Up on her computer popped a message that started, "Think of this as my birth plan for my ICU stay. I can hear everything you're saying. As your guiding force, if you're thinking 'I would never let that happen to me, then don't let it happen to me either.'"
Then page after page of medical directives started flowing from the computer, as if a damn had broken upstream and a river of knowledge was released on the newby. All in all, 496 legally binding demands were laid out for all the medical staff to adhere to. Here are the top 10.
TOP 10 ADVANCE DIRECTIVE REQUESTS
1) Don't let these surgeons operate on me Dr. XXXX, Dr. YYYY, Dr. ZZZZ, Dr. XOXO, Dr XXY. I don't care if they are the only ones on-call. Transfer me AMA to another hospital if you have to (Names protected for publication).
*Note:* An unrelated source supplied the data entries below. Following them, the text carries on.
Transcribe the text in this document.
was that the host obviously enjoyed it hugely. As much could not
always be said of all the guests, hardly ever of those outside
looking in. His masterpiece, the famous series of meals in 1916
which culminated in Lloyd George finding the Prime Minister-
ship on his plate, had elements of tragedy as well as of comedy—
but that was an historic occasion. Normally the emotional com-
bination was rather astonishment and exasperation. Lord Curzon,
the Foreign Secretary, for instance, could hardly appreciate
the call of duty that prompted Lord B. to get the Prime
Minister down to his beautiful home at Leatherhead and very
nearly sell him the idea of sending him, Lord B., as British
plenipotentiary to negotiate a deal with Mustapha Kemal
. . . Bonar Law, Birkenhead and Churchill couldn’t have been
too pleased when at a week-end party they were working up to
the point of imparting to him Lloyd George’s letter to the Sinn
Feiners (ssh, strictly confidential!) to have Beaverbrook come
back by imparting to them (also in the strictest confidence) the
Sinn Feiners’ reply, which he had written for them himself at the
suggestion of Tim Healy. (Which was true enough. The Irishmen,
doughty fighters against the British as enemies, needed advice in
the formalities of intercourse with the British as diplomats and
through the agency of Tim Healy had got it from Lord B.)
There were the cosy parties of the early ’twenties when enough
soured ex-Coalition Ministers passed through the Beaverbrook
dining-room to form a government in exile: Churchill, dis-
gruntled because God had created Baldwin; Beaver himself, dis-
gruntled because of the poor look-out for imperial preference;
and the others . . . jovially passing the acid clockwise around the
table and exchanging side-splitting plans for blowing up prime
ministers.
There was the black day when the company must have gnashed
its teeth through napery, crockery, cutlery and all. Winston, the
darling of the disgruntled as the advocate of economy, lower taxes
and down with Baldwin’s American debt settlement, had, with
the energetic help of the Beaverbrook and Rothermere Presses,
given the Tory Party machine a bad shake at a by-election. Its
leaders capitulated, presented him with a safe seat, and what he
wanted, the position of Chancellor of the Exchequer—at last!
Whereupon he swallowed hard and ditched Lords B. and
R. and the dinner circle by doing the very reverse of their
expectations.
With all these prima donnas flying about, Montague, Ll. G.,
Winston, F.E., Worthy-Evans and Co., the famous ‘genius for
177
2) Don't even think about putting a Foley in me just because you don't wan't to clean me. And that means no rectal tube either. This is nonnegotiable.
3) I don't want a CT scan to rule out shit that you and I both know I don't have if you just take the time to examine me.
4) Don't put me on antibiotics because you can't tell if its CHF vs PE vs PNA vs COPD. The xray is probably abnormal because of poor technique.
5) If the radiologist says clinical correlation recommended, I don't want any other images read by that radiologist. They are fired.
6) Don't even think about consulting dermatology for any reason. Instead, if it's wet make it dry and if it's dry make it wet.
7) If you don't put me on VTE prevention dosing prophylaxis, I'm going to sue every...last...one...of...you, when I get a DVT.
8) If I get c diff, it's because you didn't wash your f**cking hands. I'm not a carrier, I can assure you. That means I'm going to sue every...last...one...of...you. Don't give me c diff.
9) If I'm in isolation, I expect you to follow all the precautions, every time. Not just the first 30 minutes of your shift.
10) I am not hospice material. Don't let the hospitalist tell you otherwise.
"You get a Foley. And you get a Foley. Everyone gets a Foley!"